Check your shoulders, chest and abdomen, again using a comb to part any hair to examine the skin underneath. Don’t forget to examine under your breasts and in the groin area.
Arms and hands
Examine each arm in turn beginning with the hands. Look at both the front and back of your hands and check between your fingers (the web spaces) and your fingernails. Examine all around your upper and lower arms (remember to use a mirror for places you can’t see) and raise your arms above your head to check each armpit.

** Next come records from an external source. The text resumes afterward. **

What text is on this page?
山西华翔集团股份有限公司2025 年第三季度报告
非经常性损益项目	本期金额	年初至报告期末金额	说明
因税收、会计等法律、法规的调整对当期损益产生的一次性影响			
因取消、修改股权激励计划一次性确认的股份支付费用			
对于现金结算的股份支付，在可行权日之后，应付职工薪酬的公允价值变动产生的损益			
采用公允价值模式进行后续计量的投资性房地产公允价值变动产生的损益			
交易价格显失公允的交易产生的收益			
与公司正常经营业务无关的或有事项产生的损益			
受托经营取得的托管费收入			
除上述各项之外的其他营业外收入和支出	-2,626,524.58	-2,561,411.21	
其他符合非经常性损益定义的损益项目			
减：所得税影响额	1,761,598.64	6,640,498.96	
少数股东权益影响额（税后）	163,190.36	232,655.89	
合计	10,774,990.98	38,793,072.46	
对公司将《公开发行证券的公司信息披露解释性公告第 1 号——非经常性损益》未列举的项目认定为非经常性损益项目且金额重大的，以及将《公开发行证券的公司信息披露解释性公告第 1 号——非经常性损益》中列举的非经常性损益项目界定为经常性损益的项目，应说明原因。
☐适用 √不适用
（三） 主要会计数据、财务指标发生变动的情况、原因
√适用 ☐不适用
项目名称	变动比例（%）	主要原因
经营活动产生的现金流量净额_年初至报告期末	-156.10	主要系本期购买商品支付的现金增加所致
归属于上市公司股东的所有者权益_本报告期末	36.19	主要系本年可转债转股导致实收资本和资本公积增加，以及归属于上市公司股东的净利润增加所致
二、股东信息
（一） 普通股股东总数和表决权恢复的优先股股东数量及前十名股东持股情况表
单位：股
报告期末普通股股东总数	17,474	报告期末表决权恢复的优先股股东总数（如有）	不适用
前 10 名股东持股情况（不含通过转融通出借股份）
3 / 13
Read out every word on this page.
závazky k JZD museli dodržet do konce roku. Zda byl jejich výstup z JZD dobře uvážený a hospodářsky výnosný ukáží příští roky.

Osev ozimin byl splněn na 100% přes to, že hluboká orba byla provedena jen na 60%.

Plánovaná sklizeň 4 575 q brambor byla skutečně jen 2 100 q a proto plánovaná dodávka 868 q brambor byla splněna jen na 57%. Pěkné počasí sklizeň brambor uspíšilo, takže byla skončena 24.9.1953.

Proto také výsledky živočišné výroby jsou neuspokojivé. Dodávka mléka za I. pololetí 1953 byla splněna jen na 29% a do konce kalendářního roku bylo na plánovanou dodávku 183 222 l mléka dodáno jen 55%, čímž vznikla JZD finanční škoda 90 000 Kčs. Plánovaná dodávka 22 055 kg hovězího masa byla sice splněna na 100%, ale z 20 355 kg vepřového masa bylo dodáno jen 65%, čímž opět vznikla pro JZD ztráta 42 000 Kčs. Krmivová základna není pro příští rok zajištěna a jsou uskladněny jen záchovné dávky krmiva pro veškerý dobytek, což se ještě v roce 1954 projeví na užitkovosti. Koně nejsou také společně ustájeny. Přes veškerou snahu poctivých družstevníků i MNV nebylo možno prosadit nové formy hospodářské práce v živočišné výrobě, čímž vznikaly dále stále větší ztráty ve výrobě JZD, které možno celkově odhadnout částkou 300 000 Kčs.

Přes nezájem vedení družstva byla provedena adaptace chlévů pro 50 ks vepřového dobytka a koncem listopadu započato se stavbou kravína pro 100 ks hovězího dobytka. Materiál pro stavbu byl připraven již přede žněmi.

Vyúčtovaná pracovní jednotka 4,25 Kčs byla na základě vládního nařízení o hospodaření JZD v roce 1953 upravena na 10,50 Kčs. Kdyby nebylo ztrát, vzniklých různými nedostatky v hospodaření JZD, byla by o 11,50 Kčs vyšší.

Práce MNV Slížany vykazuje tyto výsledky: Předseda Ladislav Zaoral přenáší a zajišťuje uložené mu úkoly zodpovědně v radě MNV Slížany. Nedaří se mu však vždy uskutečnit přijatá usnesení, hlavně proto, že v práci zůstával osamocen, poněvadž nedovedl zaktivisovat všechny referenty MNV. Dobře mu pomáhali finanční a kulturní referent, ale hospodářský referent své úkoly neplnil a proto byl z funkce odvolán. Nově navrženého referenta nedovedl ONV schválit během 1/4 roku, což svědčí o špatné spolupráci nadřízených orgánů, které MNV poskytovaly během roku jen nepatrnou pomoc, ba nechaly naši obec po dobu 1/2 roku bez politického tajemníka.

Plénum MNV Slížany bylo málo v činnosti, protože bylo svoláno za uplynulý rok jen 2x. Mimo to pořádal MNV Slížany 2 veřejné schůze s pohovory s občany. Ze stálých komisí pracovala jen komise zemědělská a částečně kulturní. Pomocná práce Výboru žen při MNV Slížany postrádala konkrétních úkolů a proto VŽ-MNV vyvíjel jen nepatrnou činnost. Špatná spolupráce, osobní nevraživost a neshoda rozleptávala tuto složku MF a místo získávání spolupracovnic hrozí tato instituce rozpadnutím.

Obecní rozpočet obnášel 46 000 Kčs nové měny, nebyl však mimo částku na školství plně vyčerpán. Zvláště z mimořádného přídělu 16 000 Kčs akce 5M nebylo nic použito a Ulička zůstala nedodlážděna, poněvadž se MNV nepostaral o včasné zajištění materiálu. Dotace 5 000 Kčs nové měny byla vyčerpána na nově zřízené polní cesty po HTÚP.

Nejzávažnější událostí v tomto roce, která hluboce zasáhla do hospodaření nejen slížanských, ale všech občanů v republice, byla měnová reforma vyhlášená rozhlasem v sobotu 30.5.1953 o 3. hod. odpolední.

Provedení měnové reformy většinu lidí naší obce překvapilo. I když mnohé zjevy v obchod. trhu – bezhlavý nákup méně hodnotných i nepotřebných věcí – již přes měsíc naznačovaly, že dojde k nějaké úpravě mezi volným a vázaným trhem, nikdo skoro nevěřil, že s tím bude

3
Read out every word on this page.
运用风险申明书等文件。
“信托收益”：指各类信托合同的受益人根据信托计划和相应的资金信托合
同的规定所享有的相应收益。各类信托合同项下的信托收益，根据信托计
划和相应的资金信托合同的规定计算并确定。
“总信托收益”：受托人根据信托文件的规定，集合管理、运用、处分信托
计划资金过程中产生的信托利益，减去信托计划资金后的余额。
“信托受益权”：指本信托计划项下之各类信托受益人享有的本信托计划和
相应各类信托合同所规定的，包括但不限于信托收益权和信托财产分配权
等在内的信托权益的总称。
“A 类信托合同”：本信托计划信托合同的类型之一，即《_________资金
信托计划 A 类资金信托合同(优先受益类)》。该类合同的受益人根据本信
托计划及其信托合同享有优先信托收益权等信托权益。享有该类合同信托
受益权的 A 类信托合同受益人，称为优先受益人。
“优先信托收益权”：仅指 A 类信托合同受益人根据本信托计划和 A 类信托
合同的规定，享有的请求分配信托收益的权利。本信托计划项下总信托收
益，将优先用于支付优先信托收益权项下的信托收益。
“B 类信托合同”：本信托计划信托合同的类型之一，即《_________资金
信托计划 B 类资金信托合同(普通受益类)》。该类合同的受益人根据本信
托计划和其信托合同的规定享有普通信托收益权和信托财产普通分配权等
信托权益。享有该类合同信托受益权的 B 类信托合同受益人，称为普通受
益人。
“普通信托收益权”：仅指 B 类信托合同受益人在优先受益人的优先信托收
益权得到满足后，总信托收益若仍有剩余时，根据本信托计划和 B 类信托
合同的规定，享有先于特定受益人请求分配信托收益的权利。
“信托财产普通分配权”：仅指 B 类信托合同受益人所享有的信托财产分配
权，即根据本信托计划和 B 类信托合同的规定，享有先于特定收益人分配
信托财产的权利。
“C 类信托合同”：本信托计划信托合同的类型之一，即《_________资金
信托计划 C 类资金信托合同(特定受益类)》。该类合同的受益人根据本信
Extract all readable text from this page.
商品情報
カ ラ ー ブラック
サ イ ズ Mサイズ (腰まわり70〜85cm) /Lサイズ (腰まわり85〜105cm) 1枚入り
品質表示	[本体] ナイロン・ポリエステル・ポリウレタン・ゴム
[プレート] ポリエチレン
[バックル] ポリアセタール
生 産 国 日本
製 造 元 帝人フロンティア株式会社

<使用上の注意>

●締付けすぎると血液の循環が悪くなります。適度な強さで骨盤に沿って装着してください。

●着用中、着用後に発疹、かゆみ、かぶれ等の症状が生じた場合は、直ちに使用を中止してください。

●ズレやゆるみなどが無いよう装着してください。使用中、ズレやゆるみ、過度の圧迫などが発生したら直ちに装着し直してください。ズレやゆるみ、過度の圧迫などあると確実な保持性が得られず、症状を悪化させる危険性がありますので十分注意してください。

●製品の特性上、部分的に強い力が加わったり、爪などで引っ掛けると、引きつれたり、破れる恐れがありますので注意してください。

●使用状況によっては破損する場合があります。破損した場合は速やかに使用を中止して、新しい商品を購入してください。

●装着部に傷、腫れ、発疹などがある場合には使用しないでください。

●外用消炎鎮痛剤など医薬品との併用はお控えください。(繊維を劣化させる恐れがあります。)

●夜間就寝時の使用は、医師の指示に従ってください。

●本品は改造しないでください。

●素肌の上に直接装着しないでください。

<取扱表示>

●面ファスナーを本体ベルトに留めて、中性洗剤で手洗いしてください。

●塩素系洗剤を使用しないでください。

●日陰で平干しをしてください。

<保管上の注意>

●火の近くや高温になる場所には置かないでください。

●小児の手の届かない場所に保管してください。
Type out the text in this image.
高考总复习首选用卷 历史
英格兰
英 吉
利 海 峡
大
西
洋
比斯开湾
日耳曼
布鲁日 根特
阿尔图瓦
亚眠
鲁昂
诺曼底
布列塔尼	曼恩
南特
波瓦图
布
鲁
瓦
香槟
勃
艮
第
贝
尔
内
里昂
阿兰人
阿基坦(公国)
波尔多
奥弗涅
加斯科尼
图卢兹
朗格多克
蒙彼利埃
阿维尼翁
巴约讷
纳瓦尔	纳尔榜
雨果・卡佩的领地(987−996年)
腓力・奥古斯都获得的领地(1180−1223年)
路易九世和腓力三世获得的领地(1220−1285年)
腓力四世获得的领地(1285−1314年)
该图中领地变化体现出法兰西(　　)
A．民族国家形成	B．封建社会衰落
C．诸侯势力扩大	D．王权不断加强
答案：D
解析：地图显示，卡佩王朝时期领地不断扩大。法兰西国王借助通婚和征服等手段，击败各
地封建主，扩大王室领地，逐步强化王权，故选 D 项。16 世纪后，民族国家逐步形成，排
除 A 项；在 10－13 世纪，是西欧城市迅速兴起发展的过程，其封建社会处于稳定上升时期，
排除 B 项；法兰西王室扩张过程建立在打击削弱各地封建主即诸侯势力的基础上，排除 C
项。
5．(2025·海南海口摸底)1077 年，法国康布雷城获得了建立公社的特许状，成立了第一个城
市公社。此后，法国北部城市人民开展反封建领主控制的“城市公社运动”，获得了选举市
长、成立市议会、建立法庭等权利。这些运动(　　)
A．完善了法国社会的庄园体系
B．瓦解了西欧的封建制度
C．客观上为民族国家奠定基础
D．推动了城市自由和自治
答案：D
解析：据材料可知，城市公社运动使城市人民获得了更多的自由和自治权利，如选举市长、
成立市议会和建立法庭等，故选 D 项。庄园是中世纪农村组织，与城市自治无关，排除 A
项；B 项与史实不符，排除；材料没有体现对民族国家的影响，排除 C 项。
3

If you have someone who can look at your back for you that is the easiest method of examination. If you want to do it yourself, use a full-length mirror in conjunction with a hand-held mirror. Look at the whole of your back starting at the top. Examine both shoulders to the middle of your back. Working from each side to the middle, traversing your back as you go, move down past your hips to your bottom.
Legs and feet
Sit down to examine the front and sides of your upper and lower legs. Remember to look at your groin area including the genitals. Look at your feet, paying particular attention to the soles and between your toes. Remember to check your toenails. Don’t forget to record what you find and write down the date you noticed it.
ABCD-Easy guide to checking your skin for melanoma
The following ABCD-Easy rules are an easy way to remember how to check for changes that might indicate a melanoma.
Asymmetry – the two halves of the area may differ in shape
Border – the edges of the area may be irregular or blurred, and sometimes show notches
Colour – this may be uneven. Different shades of black, brown and pink may be seen
Diameter – melanomas will progressively change. If you see any mole, or ‘mole-like’ mark getting bigger over a period of weeks to months, tell your doctor.
Expert – if in doubt, check it out! If your GP is concerned about your skin, make sure you see a Consultant Dermatologist, the most expert person to diagnose a skin cancer. Your GP can refer you via the NHS
As skin cancers vary, you should tell your doctor about any changes to your skin, even if they are not similar to those mentioned here.
What do I do if I am worried about my skin?
Your first port of call should be your GP if you notice something that doesn’t go away within a couple of weeks. You are not obliged to pay to go to a private clinic. Consultant Dermatologists are the experts in diagnosing a skin cancer, and GPs can refer anyone with a possible skin cancer to a local dermatology department, on the NHS. If your GP suspects you have a melanoma or SCC, the two more dangerous types of skin cancer, you should be seen within just two weeks. Of course people may choose to go to a private mole screening clinic, but they are usually then referred back to the NHS.